Expansionary fiscal and monetary policies will be important in the initial relief stage to support banking sector liquidity and provide relief to households and firms. From restructuring through to resilience, expansionary and monetary policies will help pave the way for strengthening financial sector stability in the long run while also building resilient public services and green growth through sustainable and resilient infrastructure, strengthened solid waste management and air and water pollution control.
Related investments and reforms would be critical to expand coverage of digital services and infrastructure to support e-services and help promote e-commerce. It would also help expand the reach and coverage of mobile banking and digital financial services to underpin development of e-commerce. However, digitisation is also limited across the economy. “Addressing this will require removal of access restrictions to any under-utilised fiber optic backbone managed by the governments and public utilities and the introduction of appropriate rules to manage conditions of access, capacity allocation, and access pricing,” he said, “This would also help expand access in rural and remote areas.”

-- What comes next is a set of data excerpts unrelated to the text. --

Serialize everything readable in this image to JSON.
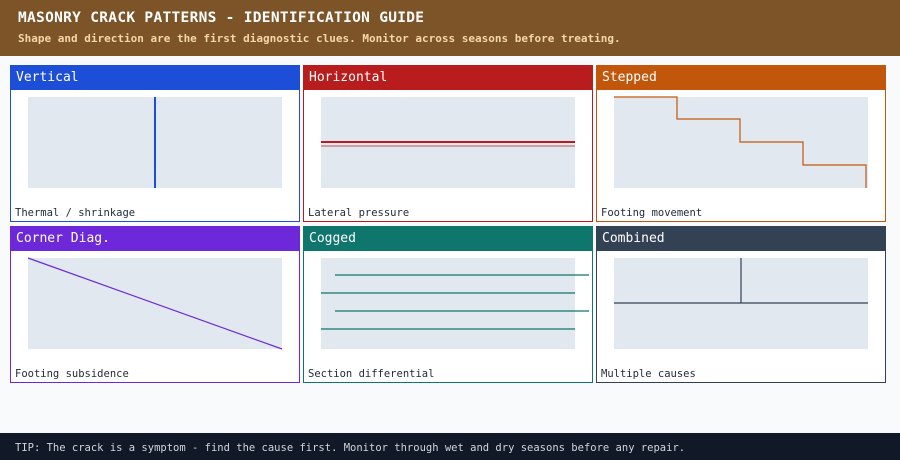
{
  "header": {
    "title": "MASONRY CRACK PATTERNS - IDENTIFICATION GUIDE",
    "subtitle": "Shape and direction are the first diagnostic clues. Monitor across seasons before treating."
  },
  "cards": [
    {
      "label": "Vertical",
      "cause": "Thermal / shrinkage",
      "color": "#1d4ed8",
      "pattern": "vertical"
    },
    {
      "label": "Horizontal",
      "cause": "Lateral pressure",
      "color": "#b91c1c",
      "pattern": "horizontal"
    },
    {
      "label": "Stepped",
      "cause": "Footing movement",
      "color": "#c2570c",
      "pattern": "stepped"
    },
    {
      "label": "Corner Diag.",
      "cause": "Footing subsidence",
      "color": "#6d28d9",
      "pattern": "diagonal"
    },
    {
      "label": "Cogged",
      "cause": "Section differential",
      "color": "#0f766e",
      "pattern": "cogged"
    },
    {
      "label": "Combined",
      "cause": "Multiple causes",
      "color": "#334155",
      "pattern": "combined"
    }
  ],
  "tip": "TIP: The crack is a symptom - find the cause first. Monitor through wet and dry seasons before any repair."
}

For Nepal to emerge stronger from the crisis, it is important to adapt quickly to the new reality,” World Bank country director for Maldives, Nepal and Sri Lanka Faris Hadad-Zervos said, adding that the World Bank is encouraged to note the early start made by the government with the development of Nepal’s Relief, Restructuring and Resilience plan and are committed to work together with multilateral development banks and development partners in helping the country build back greener and better.